Battle Beasts didn’t have names on their packages and they didn’t have a cartoon so I had no idea what any of the character’s names were growing up. That is why I adopted the simple naming pattern of calling them all “Battle-whatever animal they happened to be”. That worked out fine most of the time: Battle Rhino, Battle Fox, etc. But there were a couple of odd figures where I wasn’t sure what the heck kind of animal it was supposed to be. For example, I always thought my polar bear was an aardvark. This purple figure’s species wasn’t immediately obvious to me. I think I’ll place the blame on my old friend, Jay Pelley, for leading me to think that this guy was a dolphin. Throughout my childhood this mole figure was known as Battle Dolphin. fail.
There’s no mistaking a lion or an elephant, even if they are standing on their hind legs and wearing pants. Most Battle Beasts were colored realistically which made the critters even more recognizable. But every now and again they’d give you a blue rabbit or horse. But a rabbit is clearly a rabbit, even if it’s blue. This guy wasn’t so easily identifiable (no distinguishing features) and the fact that he was purple didn’t help.
Maybe it’s obvious to you that he’s a mole. But that’s easy to say now that I’ve already told you. Besides, I had already falsely identified War Weasel as a mole so I thought that slot was taken. This guy’s little mole snout could have just as easily been a dolphin’s bottle nose. You’d think the subterranean looking goggles might’ve tipped me off as well but it made sense to me that a dolphin would need goggles too walk around on land; keep his eyes moist or whatever.

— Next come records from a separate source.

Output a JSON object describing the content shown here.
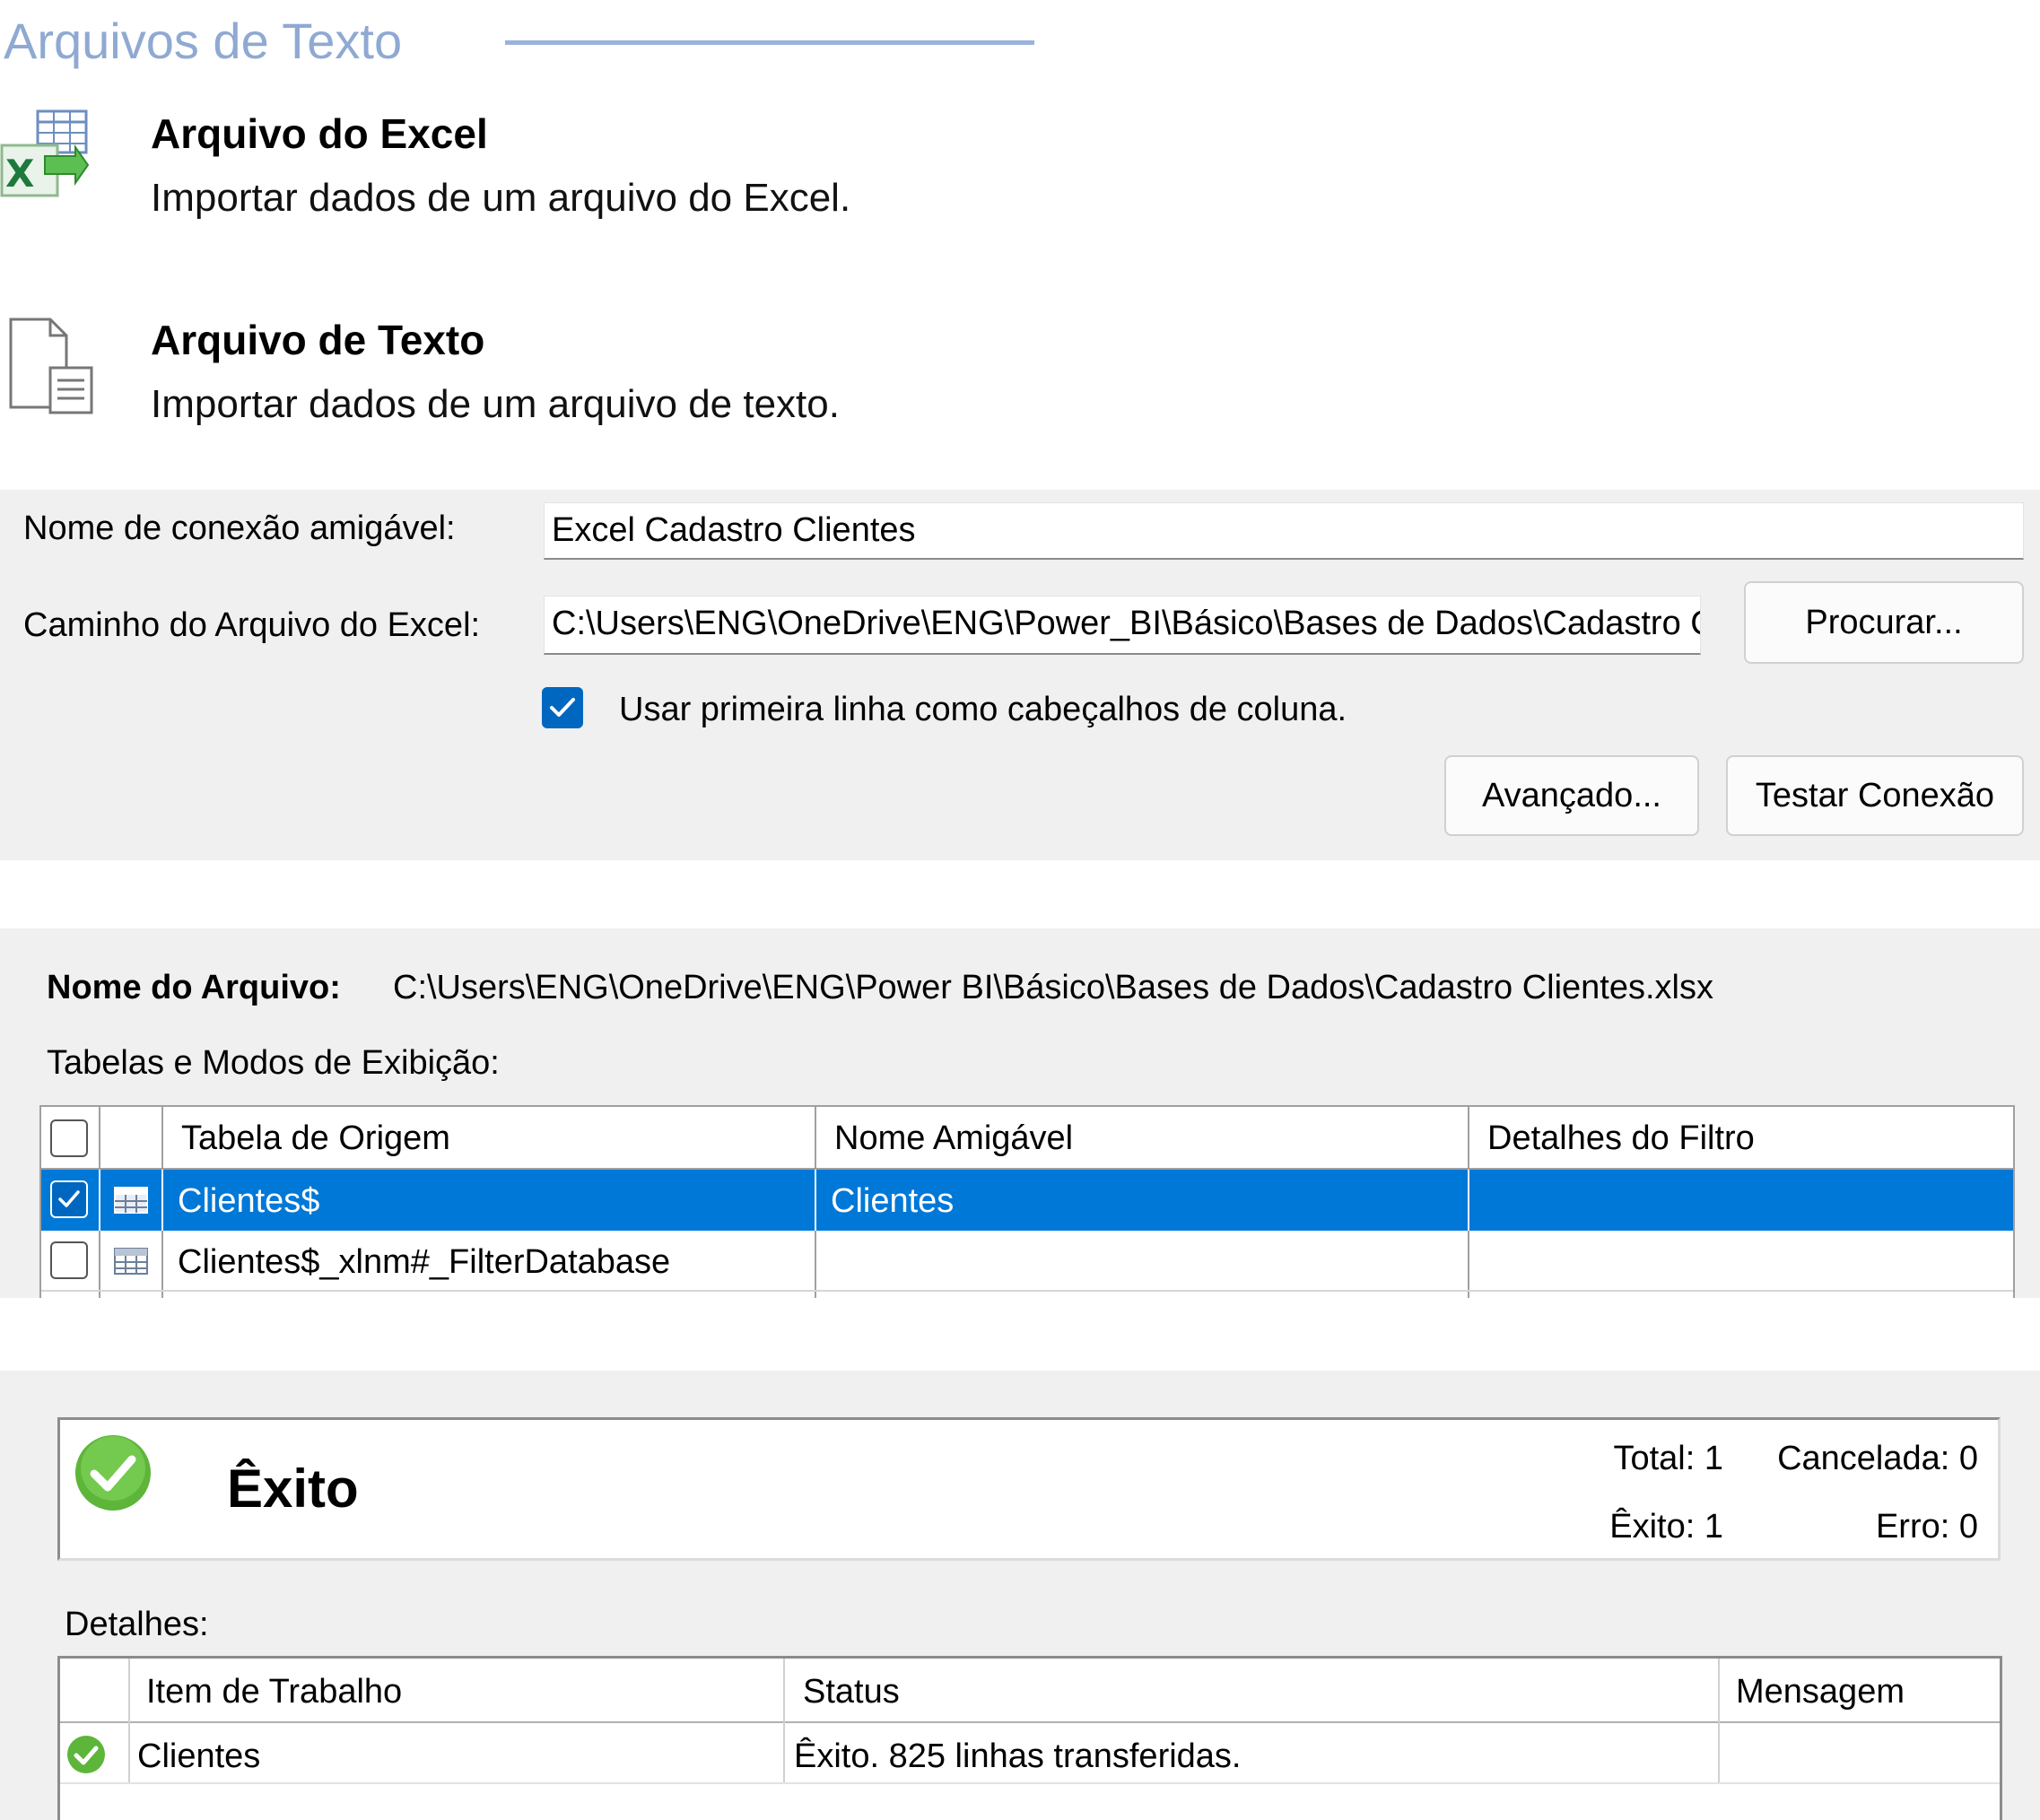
{
  "section": {
    "title": "Arquivos de Texto"
  },
  "sources": [
    {
      "title": "Arquivo do Excel",
      "description": "Importar dados de um arquivo do Excel.",
      "icon": "excel-file-icon"
    },
    {
      "title": "Arquivo de Texto",
      "description": "Importar dados de um arquivo de texto.",
      "icon": "text-file-icon"
    }
  ],
  "connection": {
    "friendly_name_label": "Nome de conexão amigável:",
    "friendly_name_value": "Excel Cadastro Clientes",
    "path_label": "Caminho do Arquivo do Excel:",
    "path_value": "C:\\Users\\ENG\\OneDrive\\ENG\\Power_BI\\Básico\\Bases de Dados\\Cadastro Clientes.xlsx",
    "browse_label": "Procurar...",
    "header_checkbox_label": "Usar primeira linha como cabeçalhos de coluna.",
    "header_checkbox_checked": true,
    "advanced_label": "Avançado...",
    "test_label": "Testar Conexão"
  },
  "tables": {
    "file_name_label": "Nome do Arquivo:",
    "file_name_value": "C:\\Users\\ENG\\OneDrive\\ENG\\Power  BI\\Básico\\Bases de Dados\\Cadastro Clientes.xlsx",
    "list_label": "Tabelas e Modos de Exibição:",
    "columns": [
      "Tabela de Origem",
      "Nome Amigável",
      "Detalhes do Filtro"
    ],
    "rows": [
      {
        "checked": true,
        "selected": true,
        "source": "Clientes$",
        "friendly": "Clientes",
        "filter": ""
      },
      {
        "checked": false,
        "selected": false,
        "source": "Clientes$_xlnm#_FilterDatabase",
        "friendly": "",
        "filter": ""
      }
    ]
  },
  "result": {
    "status_title": "Êxito",
    "total_label": "Total: 1",
    "cancelled_label": "Cancelada: 0",
    "success_label": "Êxito: 1",
    "error_label": "Erro: 0",
    "details_label": "Detalhes:",
    "columns": [
      "Item de Trabalho",
      "Status",
      "Mensagem"
    ],
    "rows": [
      {
        "item": "Clientes",
        "status": "Êxito. 825 linhas transferidas.",
        "message": ""
      }
    ]
  },
  "colors": {
    "accent": "#0067c0",
    "success": "#5db53a",
    "section_title": "#8fa9d2"
  }
}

Lastly you may be thinking that the inclusion of arms and legs might’ve been a clue that he wasn’t a dolphin. But my shark, piranha, and snake figures all had arms and legs so that didn’t help to rule any species out of the running.
Miner Mole’s animal androgyny lead to him being one of my least favorite Battle Beast figures. He may have a unique look but it’s not exactly a cool or tough one. I always saw him as a techie guy, which made sense considering how smart dolphins are. Moles, I dunno, they’re probably dumb.
Side note: I once caught a mole along side the road when I was delivering newspapers when I was around 12. I scooped him up in my canvas bag and brought him home with me. I made a habitat in one of our large plastic garbage bins then I went inside and read up on Moles in our family set of encyclopedias (those are like Wikipedia on paper kids). I remember it said that moles often succumb in captivity. I didn’t know what that meant so I asked my dad. He told me it basically meant “give up”. That didn’t sound good so I went outside to free my mole from his new bio-dome home but within the hour or so that I had left him out there the poor little bugger “succumbed”. The guilt still weighs heavy on me. Regardless, I can’t score this figure any higher than a 5 out of 10.